Das Gebäude, in dem sich damals tatsächlich ein Museum befand, ist heute ein Restaurant. Auch wurde damals noch relativ schamlos in Gebäuden geraucht.
Ich habe überlegt, einige dieser Dinge zu ändern, doch damit wäre es zu Irritationen in den nachfolgenden Bänden gekommen. Deswegen ist alles – bis auf die sprachliche Überarbeitung – eben auf dem (auch technischen) Stand des Entstehungsjahres geblieben.
Aber dafür haben Sie/habt ihr sicher Verständnis.
Danke dafür!
Ihre und eure Christiane Franke
im August 2020
Gerda Schneider kämpfte die letzten Meter gegen den Sturm, bevor sie ihr Rad vor dem Nordseemuseum abstellte. Heute blieb sie nicht stehen, um über den Jadebusen zu schauen, heute wollte sie nur schnell ins Warme. Raus aus dem eiskalten Januarwind, der ihr bis in die Knochen fuhr. Sie lief über den schmalen Metallsteg zum Nebeneingang und stutzte, als sie merkte, dass er unverschlossen war.
Das war in den fünf Jahren, in denen Gerda hier putzte, noch nie vorgekommen. Auch die Alarmanlage war nicht aktiviert. Dafür begannen jetzt in Gerda Signalglocken zu klingen. Sollte sie reingehen oder lieber über ihr Handy die Polizei benachrichtigen?
Ach was, sagte sie sich, vielleicht ist der Direktor ausnahmsweise schon da, oder seine Sekretärin ist früher gekommen als sonst … Gerda nahm all ihren Mut zusammen. Sie ging die Treppe zu den Büros hoch. »Frau Nienhauer? Dr. Beenke?«
Keine Antwort.
Mit zittrigen Fingern öffnete sie die Tür zum Sekretariat. Ihr Magen verkrampfte sich, als ihr ein eigenartiger, Übelkeit erregender Geruch entgegenschlug. Ihr Blick fiel auf die Tür zwischen Sekretariat und Direktionsbüro. Sie stand offen.

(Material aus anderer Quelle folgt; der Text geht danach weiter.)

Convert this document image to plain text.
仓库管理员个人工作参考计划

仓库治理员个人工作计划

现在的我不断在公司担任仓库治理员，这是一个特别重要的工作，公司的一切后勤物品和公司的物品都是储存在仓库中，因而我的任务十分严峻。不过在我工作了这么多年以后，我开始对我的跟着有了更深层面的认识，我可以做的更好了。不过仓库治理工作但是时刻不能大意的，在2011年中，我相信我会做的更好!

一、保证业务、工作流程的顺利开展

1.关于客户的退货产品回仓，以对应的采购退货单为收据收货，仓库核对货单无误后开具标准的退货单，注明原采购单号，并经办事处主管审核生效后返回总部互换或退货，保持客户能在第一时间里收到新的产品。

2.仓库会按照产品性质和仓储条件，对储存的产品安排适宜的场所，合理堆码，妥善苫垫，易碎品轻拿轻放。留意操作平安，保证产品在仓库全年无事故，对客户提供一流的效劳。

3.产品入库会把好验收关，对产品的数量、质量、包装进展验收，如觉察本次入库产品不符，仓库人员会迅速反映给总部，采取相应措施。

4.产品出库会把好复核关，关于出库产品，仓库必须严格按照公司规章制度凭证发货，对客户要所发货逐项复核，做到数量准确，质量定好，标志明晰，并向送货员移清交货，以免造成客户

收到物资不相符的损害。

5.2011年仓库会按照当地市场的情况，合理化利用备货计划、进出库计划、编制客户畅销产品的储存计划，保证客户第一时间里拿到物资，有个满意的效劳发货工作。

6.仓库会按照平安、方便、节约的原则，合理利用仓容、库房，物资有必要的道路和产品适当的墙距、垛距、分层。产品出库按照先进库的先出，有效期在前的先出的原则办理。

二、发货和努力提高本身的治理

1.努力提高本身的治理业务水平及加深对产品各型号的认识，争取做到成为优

Mit gemischten Gefühlen trat Gerda näher.
Und erstarrte.
Dr. Beenke saß vornübergebeugt auf seinem Drehstuhl hinter dem wuchtigen Schreibtisch. Seine Stirn ruhte neben der Tastatur seines Computers. Doch er schlief nicht.

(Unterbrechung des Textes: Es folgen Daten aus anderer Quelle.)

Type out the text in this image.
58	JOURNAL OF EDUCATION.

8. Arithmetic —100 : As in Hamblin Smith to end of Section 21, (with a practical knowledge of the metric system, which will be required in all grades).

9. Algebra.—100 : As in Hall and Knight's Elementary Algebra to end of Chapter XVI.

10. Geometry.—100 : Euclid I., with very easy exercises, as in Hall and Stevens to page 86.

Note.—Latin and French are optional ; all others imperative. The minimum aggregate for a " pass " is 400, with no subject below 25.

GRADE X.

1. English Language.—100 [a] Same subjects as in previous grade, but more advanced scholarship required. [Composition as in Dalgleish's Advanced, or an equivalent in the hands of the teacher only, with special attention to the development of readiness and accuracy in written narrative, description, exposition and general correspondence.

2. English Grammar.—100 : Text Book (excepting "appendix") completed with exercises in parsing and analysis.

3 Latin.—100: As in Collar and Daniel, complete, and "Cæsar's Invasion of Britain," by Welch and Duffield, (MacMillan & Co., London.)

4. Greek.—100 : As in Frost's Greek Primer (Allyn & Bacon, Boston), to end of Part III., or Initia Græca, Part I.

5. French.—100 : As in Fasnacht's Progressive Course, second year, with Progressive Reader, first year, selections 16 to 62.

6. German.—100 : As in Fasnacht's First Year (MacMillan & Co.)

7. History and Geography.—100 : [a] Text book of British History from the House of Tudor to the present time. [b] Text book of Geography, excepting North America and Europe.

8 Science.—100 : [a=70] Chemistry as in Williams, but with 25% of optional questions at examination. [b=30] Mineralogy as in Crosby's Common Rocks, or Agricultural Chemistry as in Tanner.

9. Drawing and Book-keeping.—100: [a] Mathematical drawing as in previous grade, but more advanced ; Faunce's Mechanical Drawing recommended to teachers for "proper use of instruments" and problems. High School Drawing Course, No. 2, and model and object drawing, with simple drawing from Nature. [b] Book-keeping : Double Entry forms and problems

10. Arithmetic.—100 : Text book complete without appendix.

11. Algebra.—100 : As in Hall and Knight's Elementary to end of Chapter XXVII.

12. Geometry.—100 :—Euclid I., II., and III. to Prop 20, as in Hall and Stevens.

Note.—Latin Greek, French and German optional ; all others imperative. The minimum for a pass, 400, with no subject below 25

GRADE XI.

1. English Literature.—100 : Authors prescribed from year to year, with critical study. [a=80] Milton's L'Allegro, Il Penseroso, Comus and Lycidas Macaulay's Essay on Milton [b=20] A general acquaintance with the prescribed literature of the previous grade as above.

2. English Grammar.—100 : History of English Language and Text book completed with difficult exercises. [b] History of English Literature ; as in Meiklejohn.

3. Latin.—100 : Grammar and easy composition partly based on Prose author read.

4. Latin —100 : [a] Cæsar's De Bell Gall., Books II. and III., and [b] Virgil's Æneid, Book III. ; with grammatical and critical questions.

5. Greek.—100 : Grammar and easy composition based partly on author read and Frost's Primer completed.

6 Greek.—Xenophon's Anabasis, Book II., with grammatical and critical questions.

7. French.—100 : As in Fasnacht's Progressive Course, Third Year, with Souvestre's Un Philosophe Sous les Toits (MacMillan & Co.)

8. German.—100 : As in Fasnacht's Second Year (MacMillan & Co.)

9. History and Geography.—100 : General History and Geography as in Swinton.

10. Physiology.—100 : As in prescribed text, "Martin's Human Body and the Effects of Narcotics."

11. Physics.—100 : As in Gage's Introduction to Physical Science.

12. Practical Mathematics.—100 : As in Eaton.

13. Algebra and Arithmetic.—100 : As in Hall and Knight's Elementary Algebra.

Er war tot. Ohne Zweifel. Blut war um seinen Kopf herum auf den Tisch geflossen, zwei Fliegen umkreisten die große braunrote Lache. Gerda wagte nicht zu atmen, presste ihre Hand vor Mund und Nase und ging die wenigen Schritte zurück ins Vorzimmer. Mechanisch wollte sie zum Telefonhörer greifen, doch dann hielt sie inne. Besser sie berührte nichts. Dadurch könnte sie Spuren verwischen. Oder neue legen. Als Krimileserin mit jahrelanger Erfahrung – sie hatte als junges Mädchen mit den Romanen von Agatha Christie begonnen und liebte die spleenige Miss Marple über alles – wusste sie, dass man am Tatort nichts verändern durfte. Also zog sie mit zitternden Fingern ihr Handy aus der Hosentasche und drückte die 110.
***
Kriminaloberkommissarin Christine Cordes fuhr rasant die Peterstraße entlang. Immer wieder musste sie abbremsen, denn der Wilhelmshavener Verkehr unterschied sich doch erheblich von dem in Hannover. Hier ging alles irgendwie ruhiger zu. Doch sosehr sie die Gemütlichkeit ihrer neuen Heimat auch genoss, dafür hatte sie jetzt keine Zeit.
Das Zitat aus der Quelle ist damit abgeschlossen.